Re: [PATCH v2 1/3] x86/entry: Clear extra registers beyond syscall arguments for 64bit kernels
From: Dan Williams
Date: Mon Feb 05 2018 - 16:33:29 EST
On Mon, Feb 5, 2018 at 3:58 AM, Ingo Molnar <mingo@xxxxxxxxxx> wrote:
>
> * Dan Williams <dan.j.williams@xxxxxxxxx> wrote:
>
>> + /*
>> + * Sanitize extra registers of values that a speculation attack
>> + * might want to exploit. In the CONFIG_FRAME_POINTER=y case,
>> + * the expectation is that %ebp will be clobbered before it
>> + * could be used.
>> + */
>> + .macro CLEAR_EXTRA_REGS_NOSPEC
>> + xorq %r15, %r15
>> + xorq %r14, %r14
>> + xorq %r13, %r13
>> + xorq %r12, %r12
>> + xorl %ebx, %ebx
>> +#ifndef CONFIG_FRAME_POINTER
>> + xorl %ebp, %ebp
>> +#endif
>
> BTW., is there any reason behind the order of the clearing of these registers?
> This ordering seems rather random:
>
> - The canonical register order is: RBX, RBP, R12, R13, R14, R15, which is also
> their push-order on the stack.
>
> - The CLEAR_EXTRA_REGS_NOSPEC order appears to be the reverse order (pop-order),
> but with RBX and RBP reversed.
>
> So since this is a 'push side' primitive I'd use the regular (push-) ordering
> instead:
>
> .macro CLEAR_EXTRA_REGS_NOSPEC
> xorl %ebx, %ebx
> xorl %ebp, %ebp
> xorq %r12, %r12
> xorq %r13, %r13
> xorq %r14, %r14
> xorq %r15, %r15
>
> It obviously doesn't matter to correctness - only to readability.
Sure, will do.
>
> There's also a (very) small micro-optimization argument in favor of the regular
> order: the earlier registers are more likely to be utilized by C functions, so the
> sooner we clear them, the less potential interaction these clearing instructions
> are going to have with any later use.
On a suggestion from Arjan it also appears worthwhile to interleave
'mov' with 'xor'. Perf stat says that this test gets 3.45 instructions
per cycle:
for (i = 0; i < INT_MAX/1024; i++)
asm(".rept 1024\n"
"xorl %%ebx, %%ebx\n"
"movq $0, %%r10\n"
"xorq %%r11, %%r11\n"
"movq $0, %%r12\n"
"xorq %%r13, %%r13\n"
"movq $0, %%r14\n"
"xorq %%r15, %%r15\n"
".endr"
: : : "r15", "r14", "r13", "r12",
"ebx", "r11", "r10");
...the 'rept' is there to try to minimize micro-op caching effects.

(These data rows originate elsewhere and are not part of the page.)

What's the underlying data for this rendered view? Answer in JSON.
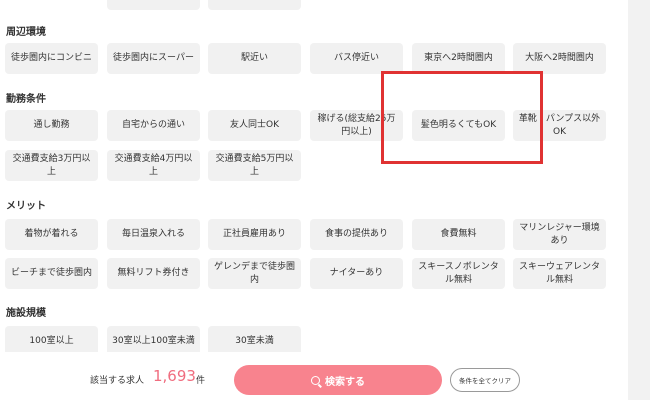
{
  "sections": {
    "surroundings": {
      "heading": "周辺環境",
      "items": [
        "徒歩圏内にコンビニ",
        "徒歩圏内にスーパー",
        "駅近い",
        "バス停近い",
        "東京へ2時間圏内",
        "大阪へ2時間圏内"
      ]
    },
    "work_conditions": {
      "heading": "勤務条件",
      "items": [
        "通し勤務",
        "自宅からの通い",
        "友人同士OK",
        "稼げる(総支給25万円以上)",
        "髪色明るくてもOK",
        "革靴・パンプス以外OK",
        "交通費支給3万円以上",
        "交通費支給4万円以上",
        "交通費支給5万円以上"
      ]
    },
    "merits": {
      "heading": "メリット",
      "items": [
        "着物が着れる",
        "毎日温泉入れる",
        "正社員雇用あり",
        "食事の提供あり",
        "食費無料",
        "マリンレジャー環境あり",
        "ビーチまで徒歩圏内",
        "無料リフト券付き",
        "ゲレンデまで徒歩圏内",
        "ナイターあり",
        "スキースノボレンタル無料",
        "スキーウェアレンタル無料"
      ]
    },
    "facility_size": {
      "heading": "施設規模",
      "items": [
        "100室以上",
        "30室以上100室未満",
        "30室未満"
      ]
    }
  },
  "footer": {
    "result_label": "該当する求人",
    "result_count": "1,693",
    "result_unit": "件",
    "search_label": "検索する",
    "clear_label": "条件を全てクリア"
  },
  "colors": {
    "accent": "#f8838e",
    "count": "#f06d7f",
    "highlight": "#e03232",
    "chip_bg": "#f1f1f1"
  }
}
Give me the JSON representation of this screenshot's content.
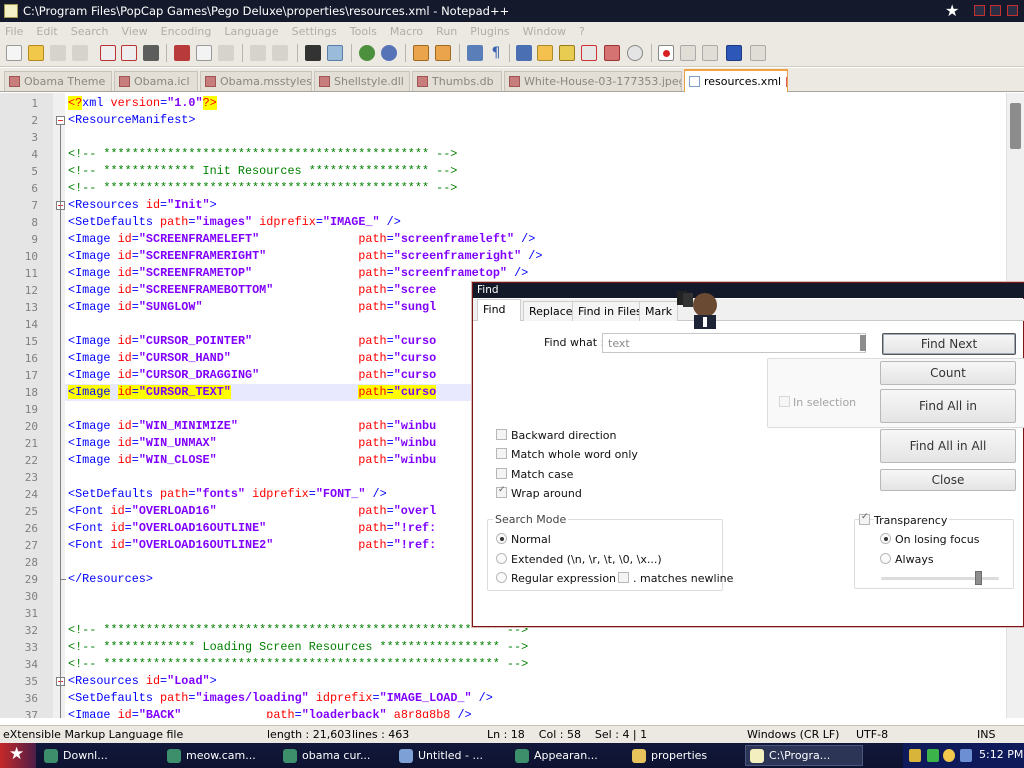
{
  "window": {
    "title": "C:\\Program Files\\PopCap Games\\Pego Deluxe\\properties\\resources.xml - Notepad++"
  },
  "menu": [
    "File",
    "Edit",
    "Search",
    "View",
    "Encoding",
    "Language",
    "Settings",
    "Tools",
    "Macro",
    "Run",
    "Plugins",
    "Window",
    "?"
  ],
  "tabs": [
    "Obama Theme",
    "Obama.icl",
    "Obama.msstyles",
    "Shellstyle.dll",
    "Thumbs.db",
    "White-House-03-177353.jpeg",
    "resources.xml"
  ],
  "active_tab": "resources.xml",
  "editor": {
    "lines": [
      {
        "n": "1",
        "segs": [
          [
            "pi",
            "<?"
          ],
          [
            "tag",
            "xml "
          ],
          [
            "attr",
            "version"
          ],
          [
            "tag",
            "="
          ],
          [
            "val",
            "\"1.0\""
          ],
          [
            "pi",
            "?>"
          ]
        ]
      },
      {
        "n": "2",
        "segs": [
          [
            "tag",
            "<ResourceManifest>"
          ]
        ]
      },
      {
        "n": "3",
        "segs": []
      },
      {
        "n": "4",
        "segs": [
          [
            "com",
            "<!-- ********************************************** -->"
          ]
        ]
      },
      {
        "n": "5",
        "segs": [
          [
            "com",
            "<!-- ************* Init Resources ***************** -->"
          ]
        ]
      },
      {
        "n": "6",
        "segs": [
          [
            "com",
            "<!-- ********************************************** -->"
          ]
        ]
      },
      {
        "n": "7",
        "segs": [
          [
            "tag",
            "<Resources "
          ],
          [
            "attr",
            "id"
          ],
          [
            "tag",
            "="
          ],
          [
            "val",
            "\"Init\""
          ],
          [
            "tag",
            ">"
          ]
        ]
      },
      {
        "n": "8",
        "segs": [
          [
            "tag",
            "<SetDefaults "
          ],
          [
            "attr",
            "path"
          ],
          [
            "tag",
            "="
          ],
          [
            "val",
            "\"images\""
          ],
          [
            "tag",
            " "
          ],
          [
            "attr",
            "idprefix"
          ],
          [
            "tag",
            "="
          ],
          [
            "val",
            "\"IMAGE_\""
          ],
          [
            "tag",
            " />"
          ]
        ]
      },
      {
        "n": "9",
        "segs": [
          [
            "tag",
            "<Image "
          ],
          [
            "attr",
            "id"
          ],
          [
            "tag",
            "="
          ],
          [
            "val",
            "\"SCREENFRAMELEFT\""
          ],
          [
            "tag",
            "              "
          ],
          [
            "attr",
            "path"
          ],
          [
            "tag",
            "="
          ],
          [
            "val",
            "\"screenframeleft\""
          ],
          [
            "tag",
            " />"
          ]
        ]
      },
      {
        "n": "10",
        "segs": [
          [
            "tag",
            "<Image "
          ],
          [
            "attr",
            "id"
          ],
          [
            "tag",
            "="
          ],
          [
            "val",
            "\"SCREENFRAMERIGHT\""
          ],
          [
            "tag",
            "             "
          ],
          [
            "attr",
            "path"
          ],
          [
            "tag",
            "="
          ],
          [
            "val",
            "\"screenframeright\""
          ],
          [
            "tag",
            " />"
          ]
        ]
      },
      {
        "n": "11",
        "segs": [
          [
            "tag",
            "<Image "
          ],
          [
            "attr",
            "id"
          ],
          [
            "tag",
            "="
          ],
          [
            "val",
            "\"SCREENFRAMETOP\""
          ],
          [
            "tag",
            "               "
          ],
          [
            "attr",
            "path"
          ],
          [
            "tag",
            "="
          ],
          [
            "val",
            "\"screenframetop\""
          ],
          [
            "tag",
            " />"
          ]
        ]
      },
      {
        "n": "12",
        "segs": [
          [
            "tag",
            "<Image "
          ],
          [
            "attr",
            "id"
          ],
          [
            "tag",
            "="
          ],
          [
            "val",
            "\"SCREENFRAMEBOTTOM\""
          ],
          [
            "tag",
            "            "
          ],
          [
            "attr",
            "path"
          ],
          [
            "tag",
            "="
          ],
          [
            "val",
            "\"scree"
          ]
        ]
      },
      {
        "n": "13",
        "segs": [
          [
            "tag",
            "<Image "
          ],
          [
            "attr",
            "id"
          ],
          [
            "tag",
            "="
          ],
          [
            "val",
            "\"SUNGLOW\""
          ],
          [
            "tag",
            "                      "
          ],
          [
            "attr",
            "path"
          ],
          [
            "tag",
            "="
          ],
          [
            "val",
            "\"sungl"
          ]
        ]
      },
      {
        "n": "14",
        "segs": []
      },
      {
        "n": "15",
        "segs": [
          [
            "tag",
            "<Image "
          ],
          [
            "attr",
            "id"
          ],
          [
            "tag",
            "="
          ],
          [
            "val",
            "\"CURSOR_POINTER\""
          ],
          [
            "tag",
            "               "
          ],
          [
            "attr",
            "path"
          ],
          [
            "tag",
            "="
          ],
          [
            "val",
            "\"curso"
          ]
        ]
      },
      {
        "n": "16",
        "segs": [
          [
            "tag",
            "<Image "
          ],
          [
            "attr",
            "id"
          ],
          [
            "tag",
            "="
          ],
          [
            "val",
            "\"CURSOR_HAND\""
          ],
          [
            "tag",
            "                  "
          ],
          [
            "attr",
            "path"
          ],
          [
            "tag",
            "="
          ],
          [
            "val",
            "\"curso"
          ]
        ]
      },
      {
        "n": "17",
        "segs": [
          [
            "tag",
            "<Image "
          ],
          [
            "attr",
            "id"
          ],
          [
            "tag",
            "="
          ],
          [
            "val",
            "\"CURSOR_DRAGGING\""
          ],
          [
            "tag",
            "              "
          ],
          [
            "attr",
            "path"
          ],
          [
            "tag",
            "="
          ],
          [
            "val",
            "\"curso"
          ]
        ]
      },
      {
        "n": "18",
        "hl": true,
        "segs": [
          [
            "tagh",
            "<Image"
          ],
          [
            "tag",
            " "
          ],
          [
            "attrh",
            "id"
          ],
          [
            "tagh",
            "="
          ],
          [
            "valh",
            "\"CURSOR_TEXT\""
          ],
          [
            "tag",
            "                  "
          ],
          [
            "attrh",
            "path"
          ],
          [
            "tagh",
            "="
          ],
          [
            "valh",
            "\"curso"
          ]
        ]
      },
      {
        "n": "19",
        "segs": []
      },
      {
        "n": "20",
        "segs": [
          [
            "tag",
            "<Image "
          ],
          [
            "attr",
            "id"
          ],
          [
            "tag",
            "="
          ],
          [
            "val",
            "\"WIN_MINIMIZE\""
          ],
          [
            "tag",
            "                 "
          ],
          [
            "attr",
            "path"
          ],
          [
            "tag",
            "="
          ],
          [
            "val",
            "\"winbu"
          ]
        ]
      },
      {
        "n": "21",
        "segs": [
          [
            "tag",
            "<Image "
          ],
          [
            "attr",
            "id"
          ],
          [
            "tag",
            "="
          ],
          [
            "val",
            "\"WIN_UNMAX\""
          ],
          [
            "tag",
            "                    "
          ],
          [
            "attr",
            "path"
          ],
          [
            "tag",
            "="
          ],
          [
            "val",
            "\"winbu"
          ]
        ]
      },
      {
        "n": "22",
        "segs": [
          [
            "tag",
            "<Image "
          ],
          [
            "attr",
            "id"
          ],
          [
            "tag",
            "="
          ],
          [
            "val",
            "\"WIN_CLOSE\""
          ],
          [
            "tag",
            "                    "
          ],
          [
            "attr",
            "path"
          ],
          [
            "tag",
            "="
          ],
          [
            "val",
            "\"winbu"
          ]
        ]
      },
      {
        "n": "23",
        "segs": []
      },
      {
        "n": "24",
        "segs": [
          [
            "tag",
            "<SetDefaults "
          ],
          [
            "attr",
            "path"
          ],
          [
            "tag",
            "="
          ],
          [
            "val",
            "\"fonts\""
          ],
          [
            "tag",
            " "
          ],
          [
            "attr",
            "idprefix"
          ],
          [
            "tag",
            "="
          ],
          [
            "val",
            "\"FONT_\""
          ],
          [
            "tag",
            " />"
          ]
        ]
      },
      {
        "n": "25",
        "segs": [
          [
            "tag",
            "<Font "
          ],
          [
            "attr",
            "id"
          ],
          [
            "tag",
            "="
          ],
          [
            "val",
            "\"OVERLOAD16\""
          ],
          [
            "tag",
            "                    "
          ],
          [
            "attr",
            "path"
          ],
          [
            "tag",
            "="
          ],
          [
            "val",
            "\"overl"
          ]
        ]
      },
      {
        "n": "26",
        "segs": [
          [
            "tag",
            "<Font "
          ],
          [
            "attr",
            "id"
          ],
          [
            "tag",
            "="
          ],
          [
            "val",
            "\"OVERLOAD16OUTLINE\""
          ],
          [
            "tag",
            "             "
          ],
          [
            "attr",
            "path"
          ],
          [
            "tag",
            "="
          ],
          [
            "val",
            "\"!ref:"
          ]
        ]
      },
      {
        "n": "27",
        "segs": [
          [
            "tag",
            "<Font "
          ],
          [
            "attr",
            "id"
          ],
          [
            "tag",
            "="
          ],
          [
            "val",
            "\"OVERLOAD16OUTLINE2\""
          ],
          [
            "tag",
            "            "
          ],
          [
            "attr",
            "path"
          ],
          [
            "tag",
            "="
          ],
          [
            "val",
            "\"!ref:"
          ]
        ]
      },
      {
        "n": "28",
        "segs": []
      },
      {
        "n": "29",
        "segs": [
          [
            "tag",
            "</Resources>"
          ]
        ]
      },
      {
        "n": "30",
        "segs": []
      },
      {
        "n": "31",
        "segs": []
      },
      {
        "n": "32",
        "segs": [
          [
            "com",
            "<!-- ******************************************************** -->"
          ]
        ]
      },
      {
        "n": "33",
        "segs": [
          [
            "com",
            "<!-- ************* Loading Screen Resources ***************** -->"
          ]
        ]
      },
      {
        "n": "34",
        "segs": [
          [
            "com",
            "<!-- ******************************************************** -->"
          ]
        ]
      },
      {
        "n": "35",
        "segs": [
          [
            "tag",
            "<Resources "
          ],
          [
            "attr",
            "id"
          ],
          [
            "tag",
            "="
          ],
          [
            "val",
            "\"Load\""
          ],
          [
            "tag",
            ">"
          ]
        ]
      },
      {
        "n": "36",
        "segs": [
          [
            "tag",
            "<SetDefaults "
          ],
          [
            "attr",
            "path"
          ],
          [
            "tag",
            "="
          ],
          [
            "val",
            "\"images/loading\""
          ],
          [
            "tag",
            " "
          ],
          [
            "attr",
            "idprefix"
          ],
          [
            "tag",
            "="
          ],
          [
            "val",
            "\"IMAGE_LOAD_\""
          ],
          [
            "tag",
            " />"
          ]
        ]
      },
      {
        "n": "37",
        "segs": [
          [
            "tag",
            "<Image "
          ],
          [
            "attr",
            "id"
          ],
          [
            "tag",
            "="
          ],
          [
            "val",
            "\"BACK\""
          ],
          [
            "tag",
            "            "
          ],
          [
            "attr",
            "path"
          ],
          [
            "tag",
            "="
          ],
          [
            "val",
            "\"loaderback\""
          ],
          [
            "tag",
            " "
          ],
          [
            "attr",
            "a8r8g8b8"
          ],
          [
            "tag",
            " />"
          ]
        ]
      }
    ]
  },
  "find_dialog": {
    "title": "Find",
    "tabs": [
      "Find",
      "Replace",
      "Find in Files",
      "Mark"
    ],
    "find_what_label": "Find what :",
    "find_what_value": "text",
    "buttons": {
      "find_next": "Find Next",
      "count": "Count",
      "find_all_in": "Find All in",
      "find_all_in_all": "Find All in All",
      "close": "Close"
    },
    "in_selection": "In selection",
    "checkboxes": {
      "backward": {
        "label": "Backward direction",
        "checked": false
      },
      "whole_word": {
        "label": "Match whole word only",
        "checked": false
      },
      "match_case": {
        "label": "Match case",
        "checked": false
      },
      "wrap_around": {
        "label": "Wrap around",
        "checked": true
      }
    },
    "search_mode": {
      "label": "Search Mode",
      "normal": "Normal",
      "extended": "Extended (\\n, \\r, \\t, \\0, \\x...)",
      "regex": "Regular expression",
      "matches_newline": ". matches newline",
      "selected": "normal"
    },
    "transparency": {
      "label": "Transparency",
      "enabled": true,
      "on_losing_focus": "On losing focus",
      "always": "Always",
      "selected": "on_losing_focus",
      "level": 0.85
    }
  },
  "status": {
    "file_type": "eXtensible Markup Language file",
    "length": "length : 21,603",
    "lines": "lines : 463",
    "position": "Ln : 18    Col : 58    Sel : 4 | 1",
    "eol": "Windows (CR LF)",
    "encoding": "UTF-8",
    "mode": "INS"
  },
  "taskbar": {
    "items": [
      "Downl...",
      "meow.cam...",
      "obama cur...",
      "Untitled - ...",
      "Appearan...",
      "properties",
      "C:\\Progra..."
    ],
    "clock": "5:12 PM"
  },
  "colors": {
    "tag": "#0000ff",
    "attribute": "#ff0000",
    "value": "#8000ff",
    "comment": "#008000",
    "accent_tab": "#f2a141",
    "titlebar": "#141a2c"
  }
}
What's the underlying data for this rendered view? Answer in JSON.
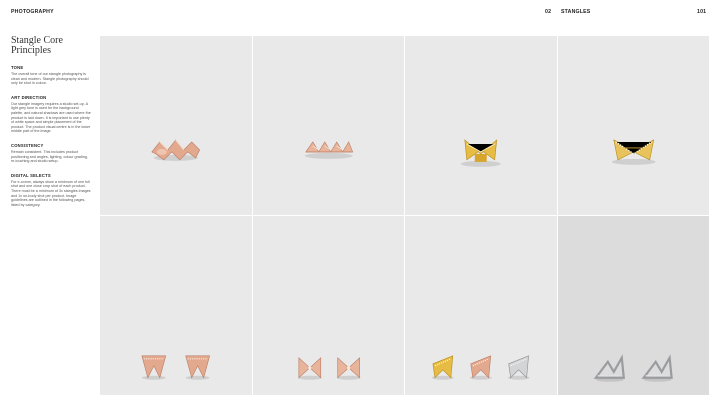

The straight xor version in comparisons gets 2.88 instructions per
cycle:
for (i = 0; i < INT_MAX/1024; i++)
asm(".rept 1024\n"
"xorl %%ebx, %%ebx\n"
"xorq %%r10, %%r10\n"
"xorq %%r11, %%r11\n"
"xorq %%r12, %%r12\n"
"xorq %%r13, %%r13\n"
"xorq %%r14, %%r14\n"
"xorq %%r15, %%r15\n"
".endr"
: : : "r15", "r14", "r13", "r12",
"ebx", "r11", "r10");